И тогда, повернувшись к этому человеку, Море мягко и тихим голосом сказал:
— Зачем вы портите жилет? Если вы гнушаетесь им, он вполне может послужить какому-нибудь бедняку.
Едва он произнес эти слова, с головы у него сорвали черный шелковый колпак, и его длинные седые волосы затрепались на ветру.
Это спокойное лицо, эта седая голова произвели сильное впечатление на толпу; поднялся глухой ропот, стихший лишь после того, как голова старика упала под ударом ножа гильотины.
Подняться на эшафот теперь предстояло Фиески.
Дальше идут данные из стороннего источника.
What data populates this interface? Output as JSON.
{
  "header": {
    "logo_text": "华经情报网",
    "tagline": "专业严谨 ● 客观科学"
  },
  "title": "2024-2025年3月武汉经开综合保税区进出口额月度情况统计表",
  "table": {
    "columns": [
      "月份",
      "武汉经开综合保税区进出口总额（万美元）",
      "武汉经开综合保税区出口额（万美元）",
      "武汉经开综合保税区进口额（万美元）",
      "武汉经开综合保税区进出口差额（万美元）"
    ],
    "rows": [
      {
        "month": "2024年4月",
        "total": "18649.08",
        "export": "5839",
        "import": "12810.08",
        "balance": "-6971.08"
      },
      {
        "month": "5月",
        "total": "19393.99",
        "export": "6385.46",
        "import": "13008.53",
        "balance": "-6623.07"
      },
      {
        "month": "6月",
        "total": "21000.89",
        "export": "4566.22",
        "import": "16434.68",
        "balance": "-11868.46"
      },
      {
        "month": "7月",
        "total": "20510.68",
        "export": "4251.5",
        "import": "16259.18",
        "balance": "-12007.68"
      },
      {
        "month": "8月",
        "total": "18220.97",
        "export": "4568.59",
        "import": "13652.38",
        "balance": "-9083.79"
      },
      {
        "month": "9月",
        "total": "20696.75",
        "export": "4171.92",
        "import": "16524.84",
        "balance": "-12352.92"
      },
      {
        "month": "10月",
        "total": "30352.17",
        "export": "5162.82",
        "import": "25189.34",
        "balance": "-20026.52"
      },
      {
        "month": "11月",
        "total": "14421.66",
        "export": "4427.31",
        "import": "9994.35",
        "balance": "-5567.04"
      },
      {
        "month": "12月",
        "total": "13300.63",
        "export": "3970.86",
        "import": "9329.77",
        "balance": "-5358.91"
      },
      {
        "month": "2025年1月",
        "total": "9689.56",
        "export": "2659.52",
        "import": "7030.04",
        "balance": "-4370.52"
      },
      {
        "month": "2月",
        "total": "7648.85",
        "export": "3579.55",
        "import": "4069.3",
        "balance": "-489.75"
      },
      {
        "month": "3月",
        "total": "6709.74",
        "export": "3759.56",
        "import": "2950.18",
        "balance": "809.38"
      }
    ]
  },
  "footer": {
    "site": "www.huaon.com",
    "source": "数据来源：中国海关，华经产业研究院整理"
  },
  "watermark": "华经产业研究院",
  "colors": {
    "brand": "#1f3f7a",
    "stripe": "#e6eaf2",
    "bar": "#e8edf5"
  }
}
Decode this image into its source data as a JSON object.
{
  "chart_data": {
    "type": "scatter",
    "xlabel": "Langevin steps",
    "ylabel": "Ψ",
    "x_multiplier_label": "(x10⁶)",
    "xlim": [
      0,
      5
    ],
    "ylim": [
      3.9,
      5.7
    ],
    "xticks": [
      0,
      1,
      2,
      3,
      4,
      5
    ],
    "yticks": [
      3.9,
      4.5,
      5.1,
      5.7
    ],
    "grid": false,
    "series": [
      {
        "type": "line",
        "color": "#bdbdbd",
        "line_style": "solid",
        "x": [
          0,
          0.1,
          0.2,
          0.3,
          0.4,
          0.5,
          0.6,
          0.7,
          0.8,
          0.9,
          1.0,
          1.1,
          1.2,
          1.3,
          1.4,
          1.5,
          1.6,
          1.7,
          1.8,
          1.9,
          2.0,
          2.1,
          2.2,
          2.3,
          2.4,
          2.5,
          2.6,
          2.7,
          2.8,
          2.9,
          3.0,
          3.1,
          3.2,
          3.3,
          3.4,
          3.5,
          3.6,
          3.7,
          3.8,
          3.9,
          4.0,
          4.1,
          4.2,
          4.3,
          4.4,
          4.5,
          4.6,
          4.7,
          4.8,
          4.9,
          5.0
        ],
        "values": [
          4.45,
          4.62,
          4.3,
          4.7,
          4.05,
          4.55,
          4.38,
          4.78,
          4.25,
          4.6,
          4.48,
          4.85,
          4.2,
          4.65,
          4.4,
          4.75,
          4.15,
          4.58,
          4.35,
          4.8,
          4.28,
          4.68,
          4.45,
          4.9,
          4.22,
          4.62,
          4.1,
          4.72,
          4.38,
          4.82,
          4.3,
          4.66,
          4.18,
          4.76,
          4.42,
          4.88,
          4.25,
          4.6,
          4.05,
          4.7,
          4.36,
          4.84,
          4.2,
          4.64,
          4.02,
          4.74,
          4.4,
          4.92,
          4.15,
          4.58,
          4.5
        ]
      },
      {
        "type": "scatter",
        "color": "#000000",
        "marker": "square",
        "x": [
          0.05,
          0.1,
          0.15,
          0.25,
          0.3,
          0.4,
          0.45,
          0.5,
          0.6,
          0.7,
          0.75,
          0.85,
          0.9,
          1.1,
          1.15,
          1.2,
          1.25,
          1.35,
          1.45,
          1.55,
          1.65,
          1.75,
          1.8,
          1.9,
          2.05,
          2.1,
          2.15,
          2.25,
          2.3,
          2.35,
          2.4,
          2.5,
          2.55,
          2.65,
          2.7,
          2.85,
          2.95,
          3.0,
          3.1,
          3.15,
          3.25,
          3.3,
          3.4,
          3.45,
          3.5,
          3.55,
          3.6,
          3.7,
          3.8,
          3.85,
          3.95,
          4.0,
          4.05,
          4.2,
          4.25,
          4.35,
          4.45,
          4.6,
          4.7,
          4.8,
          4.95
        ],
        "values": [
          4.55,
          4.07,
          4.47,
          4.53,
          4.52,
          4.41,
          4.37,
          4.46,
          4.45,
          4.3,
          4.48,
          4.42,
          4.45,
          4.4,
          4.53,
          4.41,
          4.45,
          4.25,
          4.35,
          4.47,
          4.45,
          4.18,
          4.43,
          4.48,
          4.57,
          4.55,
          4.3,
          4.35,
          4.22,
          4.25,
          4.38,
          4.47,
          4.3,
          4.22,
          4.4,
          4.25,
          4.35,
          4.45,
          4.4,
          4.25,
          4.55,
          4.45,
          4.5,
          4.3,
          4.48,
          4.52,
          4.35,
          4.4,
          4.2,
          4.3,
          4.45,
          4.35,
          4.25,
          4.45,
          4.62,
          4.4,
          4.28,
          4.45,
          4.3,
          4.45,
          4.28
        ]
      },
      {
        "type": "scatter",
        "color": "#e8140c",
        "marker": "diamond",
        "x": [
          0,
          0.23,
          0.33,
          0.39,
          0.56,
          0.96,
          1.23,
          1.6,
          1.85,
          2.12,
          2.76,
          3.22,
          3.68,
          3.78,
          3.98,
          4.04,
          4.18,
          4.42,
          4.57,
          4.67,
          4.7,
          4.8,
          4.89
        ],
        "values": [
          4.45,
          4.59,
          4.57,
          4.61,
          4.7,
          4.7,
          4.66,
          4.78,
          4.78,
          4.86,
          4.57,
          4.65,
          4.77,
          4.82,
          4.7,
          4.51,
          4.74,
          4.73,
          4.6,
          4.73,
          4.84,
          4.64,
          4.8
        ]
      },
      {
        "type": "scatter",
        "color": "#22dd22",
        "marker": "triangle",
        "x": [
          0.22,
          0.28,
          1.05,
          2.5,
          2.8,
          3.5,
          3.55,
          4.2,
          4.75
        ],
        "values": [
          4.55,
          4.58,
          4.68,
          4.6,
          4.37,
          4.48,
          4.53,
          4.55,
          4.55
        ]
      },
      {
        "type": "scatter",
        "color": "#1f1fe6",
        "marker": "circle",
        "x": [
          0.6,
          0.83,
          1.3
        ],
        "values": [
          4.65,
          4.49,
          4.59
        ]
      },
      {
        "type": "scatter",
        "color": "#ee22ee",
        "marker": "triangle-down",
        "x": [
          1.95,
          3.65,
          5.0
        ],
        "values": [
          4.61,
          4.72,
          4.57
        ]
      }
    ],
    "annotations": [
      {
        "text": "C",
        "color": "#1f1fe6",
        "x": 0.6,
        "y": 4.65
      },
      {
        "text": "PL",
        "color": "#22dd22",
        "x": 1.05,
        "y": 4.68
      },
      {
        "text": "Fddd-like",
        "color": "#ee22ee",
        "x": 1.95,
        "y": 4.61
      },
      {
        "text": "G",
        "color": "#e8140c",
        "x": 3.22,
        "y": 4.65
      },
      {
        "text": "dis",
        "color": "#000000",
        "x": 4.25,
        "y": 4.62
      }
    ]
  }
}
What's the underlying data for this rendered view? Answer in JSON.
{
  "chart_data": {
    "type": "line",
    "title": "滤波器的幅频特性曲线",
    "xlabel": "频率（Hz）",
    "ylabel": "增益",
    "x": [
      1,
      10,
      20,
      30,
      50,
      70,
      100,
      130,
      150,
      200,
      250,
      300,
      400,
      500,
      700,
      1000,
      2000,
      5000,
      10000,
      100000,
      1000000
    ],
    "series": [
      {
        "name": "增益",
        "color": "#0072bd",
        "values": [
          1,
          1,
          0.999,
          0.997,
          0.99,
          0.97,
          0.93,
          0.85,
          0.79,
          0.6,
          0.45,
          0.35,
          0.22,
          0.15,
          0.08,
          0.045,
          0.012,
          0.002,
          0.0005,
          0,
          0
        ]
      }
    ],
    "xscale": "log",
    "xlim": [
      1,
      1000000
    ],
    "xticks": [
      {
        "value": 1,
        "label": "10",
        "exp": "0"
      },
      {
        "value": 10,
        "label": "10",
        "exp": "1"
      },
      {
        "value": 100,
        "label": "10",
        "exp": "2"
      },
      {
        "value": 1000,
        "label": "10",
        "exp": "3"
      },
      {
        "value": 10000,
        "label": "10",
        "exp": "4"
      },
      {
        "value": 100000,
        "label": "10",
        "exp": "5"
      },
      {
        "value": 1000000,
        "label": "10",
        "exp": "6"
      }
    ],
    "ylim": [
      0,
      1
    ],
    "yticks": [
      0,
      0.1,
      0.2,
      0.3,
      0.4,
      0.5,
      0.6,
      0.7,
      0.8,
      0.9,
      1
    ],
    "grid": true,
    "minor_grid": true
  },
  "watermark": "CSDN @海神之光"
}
— Не покидайте меня вплоть до самого порога вечности, — сказал он аббату Гривелю.
И священник, верный своей миссии, поднялся вместе с ним на помост.
Аббат Гривель в последний раз поднес к губам Фиески распятие, и тот, обращаясь к нему, произнес:
— Желая отблагодарить вас, я очень хотел бы, чтобы мне было позволено вернуться минут через пять и сообщить вам новости с того света.
То были его последние слова. Он сам лег на откидную доску, как если бы торопился покончить с жизнью.
Из всех троих он явно был наименее мужественным.
Вот какое участие каждый из них принял в этом преступлении:
Пепен дал деньги на то, чтобы взять внаем комнату;
Море изготовил адскую машину и зарядил ружейные стволы;
Фиески поджег пороховой шнур.
Два дня спустя площадь Биржи была заполнена толпой зевак, ломившихся в дверь одного из здешних кафе: хозяин этого заведения нанял Нину Лассав, любовницу Фиески, на работу в качестве кассирши.
Одной из характерных черт царствования Луи Филиппа являлась бесстыдная спекуляция, и, возможно, приведенный нами факт не входит в число самых печальных ее примеров.
LXVII
Пока происходили все те события, о каких мы только что рассказали, г-н Тьер порвал с г-ном Гизо и занял должность председателя совета министров.
Тем не менее первый состав кабинета министров, в том в виде, в каком его задумал г-н Тьер, оказался разрушен выходкой Юмана, который внезапно, вопреки решению, принятому на совете, предложил сократить доходность государственных долговых обязательств.
Через два дня после казни Фиески и его сообщников, то есть 22 февраля 1836 года, кабинет министров был воссоздан при следующих условиях:
г-н Тьер стал министром иностранных дел и председателем совета министров,
г-н Созе — хранителем печати и министром юстиции,
граф де Монталиве — министром внутренних дел,
г-н Пасси — министром торговли и общественных работ,
г-н Пеле — министром народного просвещения,
г-н д’Аргу — министром финансов,
адмирал Дюперре — министром военно-морского флота,
маршал Мезон — военным министром.
Первой новостью, ставшей известной г-ну Тьеру после того, как он приступил к руководству министерством иностранных дел, явилось нарушение Венских договоренностей в отношении Кракова.
В Краков, независимый и строго нейтральный вольный город, в который ни под каким предлогом не могли быть введены никакие военные силы, вторглись сначала австрийцы, затем русские, а потом и пруссаки.
Оккупация произошла 17 февраля 1836 года; г-н Тьер приступил к руководству министерством иностранных дел 22 февраля.
Господин Тьер позволил оккупировать Краков.